I am interested in a special application where the number of bits per element $m/n$ is very low, with typically $m<n$ (this results in a very compact set, but of course the price to pay is a lot of false positives).
An issue I run into is that the optimal number of hash functions $k$ is set to be $k^* = \frac m n \log 2$, which is clearly $<1$ when $m<n$. So there is no choice but to use a single hash function, which results in a suboptimal false positive rate of: $$\tilde{p} = 1 - e^{-n/m},$$ instead of the more typical $$p = e^{-m/n (\log 2)^2}.$$
This is suboptimal because the false positive rate is "higher than normal", and it has the effect of predominantly filling the bit vector with ones.
My question is the following: since bloom filters were evidently not designed to be used with such parameters (although technically they still work OK), is there an alternative that would be more efficient ?
Note that I am OK with other limitations of bloom filters (e.g. no deletion possible, false positives, etc.) and that $m/n$ is typically less than $1$ in my case.
Edit: So I came up with some sort of solution, although I still feel there must be something better.
The idea is to have a bloom filter with $k^* = 1$ for a part of the input, and then just output "yes" for any other input. Let's say that you want $m = c n$ with some small $c < 1$.
In the bloom filter (which takes the whole memory space $m$), we have $n_{\text{bf}} = m \log 2 = c n \log 2$, and a probability of false positive of $1/2$ (this is $p = e^{-m/n (\log 2)^2}$ from above instantiated to $k^* = 1$). Indeed, the resulting vector will be on average half ones, half zeroes.

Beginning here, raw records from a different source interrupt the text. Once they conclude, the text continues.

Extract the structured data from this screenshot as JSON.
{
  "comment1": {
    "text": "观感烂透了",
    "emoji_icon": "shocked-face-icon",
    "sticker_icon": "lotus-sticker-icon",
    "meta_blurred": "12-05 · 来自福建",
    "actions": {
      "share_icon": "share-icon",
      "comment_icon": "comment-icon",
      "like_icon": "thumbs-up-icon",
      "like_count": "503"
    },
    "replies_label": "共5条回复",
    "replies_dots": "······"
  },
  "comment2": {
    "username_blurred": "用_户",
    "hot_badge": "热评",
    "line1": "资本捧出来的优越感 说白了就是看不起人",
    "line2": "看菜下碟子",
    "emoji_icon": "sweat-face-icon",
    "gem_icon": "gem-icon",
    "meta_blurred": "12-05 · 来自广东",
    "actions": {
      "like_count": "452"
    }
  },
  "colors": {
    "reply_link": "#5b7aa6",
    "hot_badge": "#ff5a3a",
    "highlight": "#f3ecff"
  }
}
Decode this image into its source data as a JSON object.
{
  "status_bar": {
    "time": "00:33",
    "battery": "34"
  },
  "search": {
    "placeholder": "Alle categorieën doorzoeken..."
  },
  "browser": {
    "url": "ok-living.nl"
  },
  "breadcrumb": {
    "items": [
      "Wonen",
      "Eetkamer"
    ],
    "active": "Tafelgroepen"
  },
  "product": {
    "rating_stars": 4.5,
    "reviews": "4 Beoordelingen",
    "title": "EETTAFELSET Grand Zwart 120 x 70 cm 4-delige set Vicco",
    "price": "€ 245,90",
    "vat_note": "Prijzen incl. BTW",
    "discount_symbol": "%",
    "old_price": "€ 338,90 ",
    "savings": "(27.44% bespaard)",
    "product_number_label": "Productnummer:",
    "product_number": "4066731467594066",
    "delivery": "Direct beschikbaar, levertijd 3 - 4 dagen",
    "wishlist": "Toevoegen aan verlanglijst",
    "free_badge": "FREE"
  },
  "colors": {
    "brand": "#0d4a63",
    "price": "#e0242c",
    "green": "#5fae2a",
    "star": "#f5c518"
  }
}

For the rest of the input, that is $n_{\text{rest}} = n - n_{\text{bf}} = n (1 - c \log 2)$, we have a probability of false positive of $1$.
So on average, we have an aggregate $$p_{\text{partial bf}} = c \log(2)/2 + (1-c \log 2) = 1 - c\log(2)/2.$$
This looks better than $\tilde p$ but worse than $p$ (obviously) on (a part of) the area of interest. Here is a graphical comparison.
The rationale behind choosing $k^* = 1$ is that we choose the bloom filter to be as "dense" as we can afford, if that makes sense. A different choice for $k$ leads to worse results (at least for $0 < m < n$).